# Increasing the Voltage, Ohms law, what am I missing?

There is one thing in Ohms law I am missing I think.

Lets say you have a simple circuit with a single resistor, $$R$$. We apply voltage $$V_1$$ to it, by Ohms law the current is $$I_1=V_1/R$$.

Now we increase the voltage to $$V_2$$, I am wondering what actually happens then. Voltage is defined as energy per charge, so we increase the energy we are giving the charges over $$R$$, I assume this materializes as a stronger electric field? So then we accelerate the electrons up to current $$I_2=V_2/R$$? But I am wonder why the current/speed of electrons don't increase further? My rationale is this:

With the voltage $$V_1$$ we had an electric field that was strong enough to overcome the internal resistance and keep the current at $$I_1$$. I look at the internal resistance as a friction force $$r$$ on the electrons, and the work the internal resistance does is $$rl$$ where $$l$$ is the length of the resistor. When we increase the voltage to $$V_2$$ we also increase the force on the electrons, but the internal resistance is the same? So then the electrons should keep accelerating and the current should just increase and not find stop at $$I_2=V_2/R$$, because the other work on the electrons has increased, but the internal resistance and the friction work done by the resistor is the same? We keep feeding the electrons more and more energy?

Can you please explain the flaw in my argument and why the current doesn't just keep increasing?

• With the voltage $V_1$ we had an electric field that was strong enough to overcome the internal resistance and keep the current at $I_1$ Not sure what you intend by internal resistance? In any case, the resistance is ALWAYS 'overcome': small voltages yield small currents is all.
– Gert
Mar 4 at 16:06
• @Gert What I am wondering is if we increase the voltage, we increase the force(electric field) from the power source on the electrons? What I don't understand is why we don't then get acceleration according to Newtons second law?, and the electrons just keep accelerating? Mar 4 at 16:10
• Because the net force on the electrons is zero, so there's no acceleration. Look at the resistance as if it were drag exercised on an object: the acceleration quickly tails off to $0$.
– Gert
Mar 4 at 16:15
• @Gert So does this mean that the force that the resistor exhibits on the electron(the "friction" force) increases with increasing speed of the electron? Mar 4 at 16:17
• This 'model' is more an analogy than a precise model. But it certainly looks like that. There's a simple model for flow of electrons through resistors but the name escapes me right now.
– Gert
Mar 4 at 16:19

What I don't understand is why we don't then get acceleration according to Newtons second law?, and the electrons just keep accelerating?

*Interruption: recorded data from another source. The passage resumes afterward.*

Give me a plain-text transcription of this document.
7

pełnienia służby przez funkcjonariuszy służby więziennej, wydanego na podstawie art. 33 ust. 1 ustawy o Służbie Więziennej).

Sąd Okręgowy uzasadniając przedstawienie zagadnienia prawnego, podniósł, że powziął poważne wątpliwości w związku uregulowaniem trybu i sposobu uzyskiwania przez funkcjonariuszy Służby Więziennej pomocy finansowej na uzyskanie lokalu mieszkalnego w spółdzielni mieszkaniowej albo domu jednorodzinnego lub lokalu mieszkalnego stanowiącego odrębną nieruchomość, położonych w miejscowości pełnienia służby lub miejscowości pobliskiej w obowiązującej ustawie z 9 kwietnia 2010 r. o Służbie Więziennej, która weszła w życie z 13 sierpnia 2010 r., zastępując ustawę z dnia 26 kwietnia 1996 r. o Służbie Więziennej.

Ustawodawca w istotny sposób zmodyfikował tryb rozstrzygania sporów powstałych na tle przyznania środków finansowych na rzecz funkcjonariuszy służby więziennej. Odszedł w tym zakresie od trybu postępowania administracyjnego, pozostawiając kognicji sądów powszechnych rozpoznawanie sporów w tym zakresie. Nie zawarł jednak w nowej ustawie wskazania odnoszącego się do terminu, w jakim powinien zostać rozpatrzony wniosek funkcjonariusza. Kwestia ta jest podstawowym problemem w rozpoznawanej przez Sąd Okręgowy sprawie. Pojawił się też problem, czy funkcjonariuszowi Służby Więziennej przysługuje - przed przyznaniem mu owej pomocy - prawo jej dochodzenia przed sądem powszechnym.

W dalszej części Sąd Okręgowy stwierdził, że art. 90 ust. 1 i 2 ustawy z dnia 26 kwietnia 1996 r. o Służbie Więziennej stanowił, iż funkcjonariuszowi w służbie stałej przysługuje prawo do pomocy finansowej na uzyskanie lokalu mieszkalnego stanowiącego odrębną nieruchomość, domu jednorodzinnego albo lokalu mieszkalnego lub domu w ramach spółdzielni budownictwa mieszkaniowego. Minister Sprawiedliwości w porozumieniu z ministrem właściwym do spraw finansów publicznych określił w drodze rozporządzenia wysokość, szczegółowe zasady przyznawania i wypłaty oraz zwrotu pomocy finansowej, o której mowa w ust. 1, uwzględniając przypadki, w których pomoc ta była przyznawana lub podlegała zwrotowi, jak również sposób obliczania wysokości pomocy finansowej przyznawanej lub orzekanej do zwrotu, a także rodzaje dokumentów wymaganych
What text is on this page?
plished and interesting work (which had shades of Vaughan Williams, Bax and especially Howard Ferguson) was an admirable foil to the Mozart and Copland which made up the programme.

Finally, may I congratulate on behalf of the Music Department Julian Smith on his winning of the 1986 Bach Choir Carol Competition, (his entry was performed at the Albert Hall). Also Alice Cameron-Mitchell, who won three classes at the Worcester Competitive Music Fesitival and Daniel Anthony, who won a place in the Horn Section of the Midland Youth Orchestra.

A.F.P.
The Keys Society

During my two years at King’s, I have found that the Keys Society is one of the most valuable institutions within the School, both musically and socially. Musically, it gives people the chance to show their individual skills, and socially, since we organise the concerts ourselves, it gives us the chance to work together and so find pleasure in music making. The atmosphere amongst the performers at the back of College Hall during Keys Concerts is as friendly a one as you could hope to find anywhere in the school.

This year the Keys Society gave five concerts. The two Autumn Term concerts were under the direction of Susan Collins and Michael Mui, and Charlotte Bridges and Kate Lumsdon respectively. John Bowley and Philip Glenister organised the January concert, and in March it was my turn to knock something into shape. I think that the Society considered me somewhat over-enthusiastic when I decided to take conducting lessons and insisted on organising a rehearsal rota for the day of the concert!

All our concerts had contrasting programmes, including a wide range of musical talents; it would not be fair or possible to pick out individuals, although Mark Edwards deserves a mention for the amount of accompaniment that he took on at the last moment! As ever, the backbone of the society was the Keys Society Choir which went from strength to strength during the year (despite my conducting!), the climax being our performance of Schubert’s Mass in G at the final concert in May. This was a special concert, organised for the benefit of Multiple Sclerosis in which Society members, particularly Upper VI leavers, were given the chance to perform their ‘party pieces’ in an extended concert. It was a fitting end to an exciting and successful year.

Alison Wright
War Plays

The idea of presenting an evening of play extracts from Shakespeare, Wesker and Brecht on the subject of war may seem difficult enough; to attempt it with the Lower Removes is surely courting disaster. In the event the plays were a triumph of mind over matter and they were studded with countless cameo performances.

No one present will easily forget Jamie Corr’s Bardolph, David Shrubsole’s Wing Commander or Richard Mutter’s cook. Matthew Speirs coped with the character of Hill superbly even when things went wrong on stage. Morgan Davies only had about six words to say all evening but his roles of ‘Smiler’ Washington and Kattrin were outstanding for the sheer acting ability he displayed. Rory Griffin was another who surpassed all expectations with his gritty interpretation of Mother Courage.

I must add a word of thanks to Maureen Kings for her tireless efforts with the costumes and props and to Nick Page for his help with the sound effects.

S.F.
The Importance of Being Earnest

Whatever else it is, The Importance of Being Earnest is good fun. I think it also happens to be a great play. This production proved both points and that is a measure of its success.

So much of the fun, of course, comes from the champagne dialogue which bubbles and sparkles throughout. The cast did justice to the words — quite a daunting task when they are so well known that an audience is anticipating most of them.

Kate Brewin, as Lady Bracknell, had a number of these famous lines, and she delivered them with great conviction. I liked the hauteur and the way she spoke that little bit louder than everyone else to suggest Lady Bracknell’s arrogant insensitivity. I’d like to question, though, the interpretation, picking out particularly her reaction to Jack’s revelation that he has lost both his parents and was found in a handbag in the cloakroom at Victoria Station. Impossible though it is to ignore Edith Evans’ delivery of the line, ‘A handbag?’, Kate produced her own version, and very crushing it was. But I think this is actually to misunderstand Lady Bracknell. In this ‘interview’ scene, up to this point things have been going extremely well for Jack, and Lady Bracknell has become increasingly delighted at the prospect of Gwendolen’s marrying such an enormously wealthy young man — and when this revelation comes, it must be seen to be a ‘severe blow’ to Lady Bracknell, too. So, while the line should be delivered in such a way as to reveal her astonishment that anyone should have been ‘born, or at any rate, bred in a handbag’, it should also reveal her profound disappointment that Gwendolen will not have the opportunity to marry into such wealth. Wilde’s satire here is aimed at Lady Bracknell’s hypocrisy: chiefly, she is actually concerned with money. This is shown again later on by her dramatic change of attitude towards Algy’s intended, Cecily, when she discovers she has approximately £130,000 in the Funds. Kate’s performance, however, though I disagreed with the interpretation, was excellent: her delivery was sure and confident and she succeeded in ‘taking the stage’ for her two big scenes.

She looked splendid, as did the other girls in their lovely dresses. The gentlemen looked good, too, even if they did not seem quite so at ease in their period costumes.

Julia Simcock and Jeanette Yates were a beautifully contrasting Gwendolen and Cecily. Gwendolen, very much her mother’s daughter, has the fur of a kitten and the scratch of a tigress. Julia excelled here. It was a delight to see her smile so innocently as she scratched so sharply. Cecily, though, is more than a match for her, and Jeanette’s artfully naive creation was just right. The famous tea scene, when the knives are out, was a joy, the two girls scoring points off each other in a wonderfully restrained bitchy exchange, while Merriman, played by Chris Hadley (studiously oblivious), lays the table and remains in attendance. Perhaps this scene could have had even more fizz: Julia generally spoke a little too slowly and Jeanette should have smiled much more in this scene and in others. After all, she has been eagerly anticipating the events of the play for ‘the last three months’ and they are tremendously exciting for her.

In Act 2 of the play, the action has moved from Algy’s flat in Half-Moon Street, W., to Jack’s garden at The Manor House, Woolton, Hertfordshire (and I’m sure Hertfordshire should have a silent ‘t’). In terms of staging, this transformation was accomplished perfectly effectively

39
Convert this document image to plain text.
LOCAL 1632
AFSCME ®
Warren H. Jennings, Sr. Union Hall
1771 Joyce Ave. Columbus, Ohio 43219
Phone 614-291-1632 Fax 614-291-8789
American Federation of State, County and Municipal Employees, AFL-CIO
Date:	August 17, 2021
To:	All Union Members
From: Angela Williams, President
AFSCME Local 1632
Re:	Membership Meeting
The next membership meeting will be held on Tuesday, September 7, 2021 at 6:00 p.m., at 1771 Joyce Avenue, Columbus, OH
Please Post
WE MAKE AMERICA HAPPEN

The electrons do accelerate and then collide with lattice ions, then accelerate between collisions.
On average one can assign a drift speed to the motion of the electrons under the influence of the external electric field.
If the electric field increases then the drift speed increases in proportion.

My answer to the post Drift velocity in Drude model explains how the averaging is done.

• Thank you very much, I had no idea the electrons behaved this way! Mar 4 at 16:24

First, you should stop thinking about electrons at all in this context. They serve no value in basic circuit theory and they are clearly confusing you. Just think in terms of current and voltage. A resistor enforces that the current is proportional to the voltage. Simple.

The issue is that electrons are not simple entities. To really understand how they work requires QED, and the usual Drude and similar models are not particularly simple nor beneficial.

However, your mental model departs in a critical way from the Drude and other similar models. Specifically:

When we increase the voltage to V2 we also increase the force on the electrons, but the internal resistence is the same? So then the electrons should keep accelerating and the current should just increase and not find stop at I2=V2/R, because the outher work on the electrons has increased, but the internal resistance and the friction work done by the resistor is the same?

It is correct that the internal resistance is the same, but nothing else in here follows from that. You are envisioning the resistance as a fixed force acting on the electrons, which is not at all how electrical resistance behaves. As the current is increased the amount of "friction" work is increased also. This is not a fixed force, but rather a force which is depends on the current density. As you increase the voltage you increase the energy put in by the power source and you also increase the energy removed by the resistance.

• Thanks for your input! Mar 8 at 22:57